In the formulation of Smith normal form above, $\partial_1 = A$, $U = W^T$, and $V=T^T$. From here we can compute the $H_0(S)$. Since $\mathbb{Z}/1 = 0$, $rank(\partial_0) = 0$, and $rank(\partial_1) = rank(D) = 5$, we have that

\[H_0(S) = \mathbb{Z}^{7-5-0} = \mathbb{Z}^2.\]

This lines up with our earlier computation of $H_0(S)$.

Example

This last example is of the Klein Bottle. It won’t be much as an example as an exercise. It is one whose $1^{st}$ homology group has torsion; i.e. it is not just copies of the integers. Below is a depiction of a simplicial complex structure for the Klein bottle. Let’s call this $K$. Here all the triangles are filled-in $2$-cells.

The above image is taken from the pdf of this project.
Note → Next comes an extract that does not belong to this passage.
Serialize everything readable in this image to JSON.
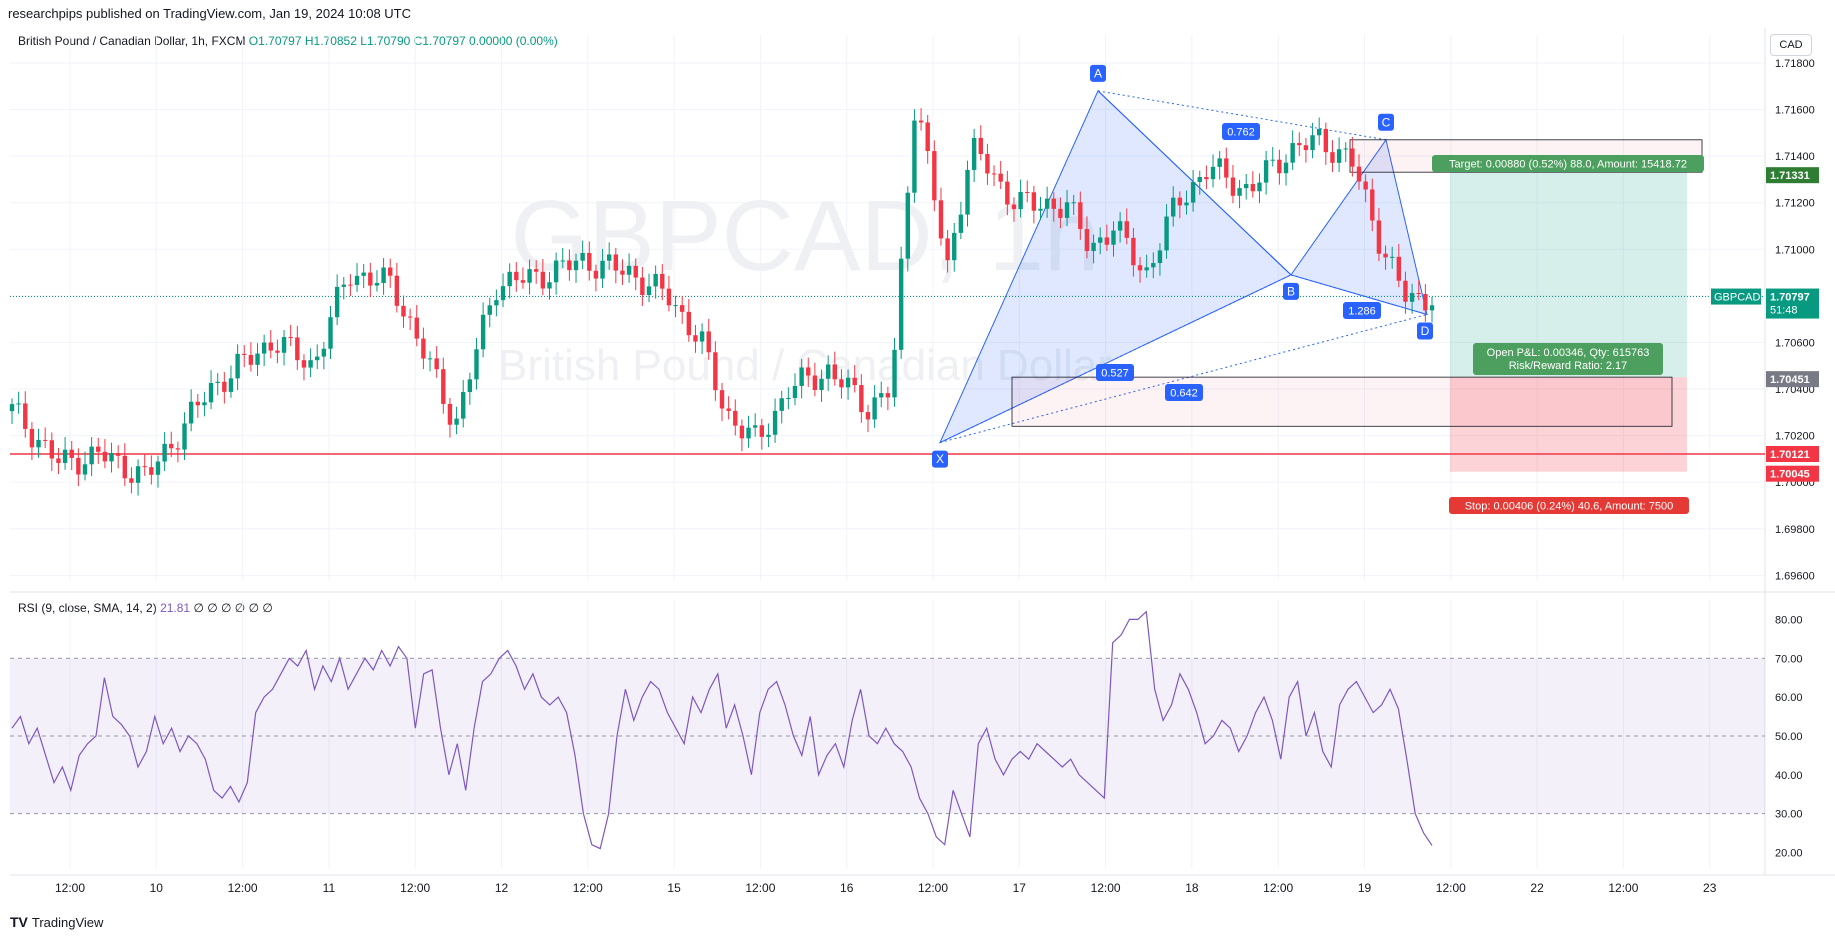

The upshot will be that the first homology group of the Klein bottle will be

\[H_1(K) = \mathbb{Z}/2\oplus \mathbb{Z}.\]
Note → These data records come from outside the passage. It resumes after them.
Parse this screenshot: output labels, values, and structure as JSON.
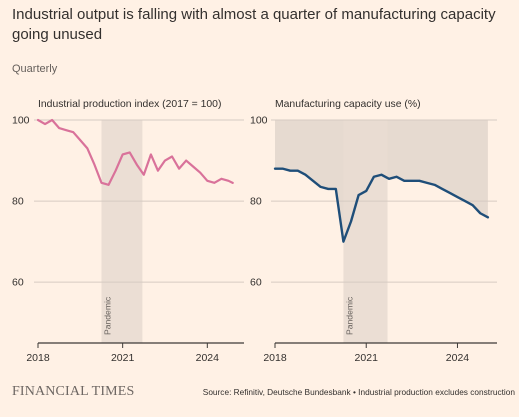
{
  "colors": {
    "background": "#fff1e5",
    "text": "#33302e",
    "muted_text": "#66605c",
    "grid": "#d6cbc2",
    "axis": "#3d3a37",
    "pandemic_shade": "#e9dcd2",
    "capacity_shade": "#e5d8cf",
    "production_line": "#d9729a",
    "capacity_line": "#1f4e79"
  },
  "chart_data": {
    "title": "Industrial output is falling with almost a quarter of manufacturing capacity going unused",
    "subtitle": "Quarterly",
    "source": "Source: Refinitiv, Deutsche Bundesbank • Industrial production excludes construction",
    "publisher": "FINANCIAL TIMES",
    "panels": [
      {
        "type": "line",
        "title": "Industrial production index (2017 = 100)",
        "ylim": [
          45,
          100
        ],
        "yticks": [
          100,
          80,
          60
        ],
        "xticks": [
          2018,
          2021,
          2024
        ],
        "xlim": [
          2018,
          2025.3
        ],
        "pandemic": {
          "start": 2020.25,
          "end": 2021.7,
          "label": "Pandemic"
        },
        "series": [
          {
            "x": [
              2018,
              2018.25,
              2018.5,
              2018.75,
              2019,
              2019.25,
              2019.5,
              2019.75,
              2020,
              2020.25,
              2020.5,
              2020.75,
              2021,
              2021.25,
              2021.5,
              2021.75,
              2022,
              2022.25,
              2022.5,
              2022.75,
              2023,
              2023.25,
              2023.5,
              2023.75,
              2024,
              2024.25,
              2024.5,
              2024.75,
              2024.9
            ],
            "values": [
              100,
              99,
              100,
              98,
              97.5,
              97,
              95,
              93,
              89,
              84.5,
              84,
              87.5,
              91.5,
              92,
              89,
              86.5,
              91.5,
              87.5,
              90,
              91,
              88,
              90,
              88.5,
              87,
              85,
              84.5,
              85.5,
              85,
              84.5
            ]
          }
        ]
      },
      {
        "type": "line",
        "title": "Manufacturing capacity use (%)",
        "ylim": [
          45,
          100
        ],
        "yticks": [
          100,
          80,
          60
        ],
        "xticks": [
          2018,
          2021,
          2024
        ],
        "xlim": [
          2018,
          2025.3
        ],
        "unused_capacity_shading": true,
        "pandemic": {
          "start": 2020.25,
          "end": 2021.7,
          "label": "Pandemic"
        },
        "series": [
          {
            "x": [
              2018,
              2018.25,
              2018.5,
              2018.75,
              2019,
              2019.25,
              2019.5,
              2019.75,
              2020,
              2020.25,
              2020.5,
              2020.75,
              2021,
              2021.25,
              2021.5,
              2021.75,
              2022,
              2022.25,
              2022.5,
              2022.75,
              2023,
              2023.25,
              2023.5,
              2023.75,
              2024,
              2024.25,
              2024.5,
              2024.75,
              2025
            ],
            "values": [
              88,
              88,
              87.5,
              87.5,
              86.5,
              85,
              83.5,
              83,
              83,
              70,
              75,
              81.5,
              82.5,
              86,
              86.5,
              85.5,
              86,
              85,
              85,
              85,
              84.5,
              84,
              83,
              82,
              81,
              80,
              79,
              77,
              76
            ]
          }
        ]
      }
    ]
  }
}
Below is python code taken from here to compute the Smith normal form of a matrix

from sympy import *

def leftmult2(m, i0, i1, a, b, c, d):
    for j in range(m.cols):
        x, y = m[i0, j], m[i1, j]
        m[i0, j] = a * x + b * y
        m[i1, j] = c * x + d * y

def rightmult2(m, j0, j1, a, b, c, d):
    for i in range(m.rows):
        x, y = m[i, j0], m[i, j1]
        m[i, j0] = a * x + c * y
        m[i, j1] = b * x + d * y

def smith(m, domain=ZZ):
    m = Matrix(m)
    s = eye(m.rows)
    t = eye(m.cols)
    last_j = -1
    for i in range(m.rows):
        for j in range(last_j+1, m.cols):
            if not m.col(j).is_zero:
                break
        else:
            break
        if m[i,j] == 0:
            for ii in range(m.rows):
                if m[ii,j] != 0:
                    break
            leftmult2(m, i, ii, 0, 1, 1, 0)
            rightmult2(s, i, ii, 0, 1, 1, 0)
        rightmult2(m, j, i, 0, 1, 1, 0)
        leftmult2(t, j, i, 0, 1, 1, 0)
        j = i
        upd = True
        while upd:
            upd = False
            for ii in range(i+1, m.rows):
                if m[ii, j] == 0:
                    continue
                upd = True
                if domain.rem(m[ii, j], m[i, j]) != 0:
                    coef1, coef2, g = domain.gcdex(m[i,j], m[ii, j])
                    coef3 = domain.quo(m[ii, j], g)
                    coef4 = domain.quo(m[i, j], g)
                    leftmult2(m, i, ii, coef1, coef2, -coef3, coef4)
                    rightmult2(s, i, ii, coef4, -coef2, coef3, coef1)
                coef5 = domain.quo(m[ii, j], m[i, j])
                leftmult2(m, i, ii, 1, 0, -coef5, 1)
                rightmult2(s, i, ii, 1, 0, coef5, 1)
            for jj in range(j+1, m.cols):
                if m[i, jj] == 0:
                    continue
                upd = True
                if domain.rem(m[i, jj], m[i, j]) != 0:
                    coef1, coef2, g = domain.gcdex(m[i,j], m[i, jj])
                    coef3 = domain.quo(m[i, jj], g)
                    coef4 = domain.quo(m[i, j], g)
                    rightmult2(m, j, jj, coef1, -coef3, coef2, coef4)
                    leftmult2(t, j, jj, coef4, coef3, -coef2, coef1)
                coef5 = domain.quo(m[i, jj], m[i, j])
                rightmult2(m, j, jj, 1, -coef5, 0, 1)
                leftmult2(t, j, jj, 1, coef5, 0, 1)
        last_j = j
    for i1 in range(min(m.rows, m.cols)):
        for i0 in reversed(range(i1)):
            coef1, coef2, g = domain.gcdex(m[i0, i0], m[i1,i1])
            if g == 0:
                continue
            coef3 = domain.quo(m[i1, i1], g)
            coef4 = domain.quo(m[i0, i0], g)
            leftmult2(m, i0, i1, 1, coef2, coef3, coef2*coef3-1)
            rightmult2(s, i0, i1, 1-coef2*coef3, coef2, coef3, -1)
            rightmult2(m, i0, i1, coef1, 1-coef1*coef4, 1, -coef4)
            leftmult2(t, i0, i1, coef4, 1-coef1*coef4, 1, -coef1)
    return (s, m, t)

m = Matrix([
    [-1, -1, -1, 0, 0, 0, 0, 0, 0],
    [1, 0, 0, -1, -1, 0, 0, 0, 0],
    [0, 1, 0, 1, 0, -1, -1, 0, 0],
    [0, 0, 1, 0, 1, 1, 0, -1, 0],
    [0, 0, 0, 0, 0, 0, 1, 1, 0],
    [0, 0, 0, 0, 0, 0, 0, 0, -1],
    [0, 0, 0, 0, 0, 0, 0, 0, 1]
    ])

smith(m)

Conclusion

We have seen the construction of homology groups, learned a bit about their interpretation and utility for studying topological spaces. We have also seen examples and methods for algorithmic computation of the homology groups given a simplicial complex structure, as well as some sample code you can use to get your feet wet with computing homology yourself!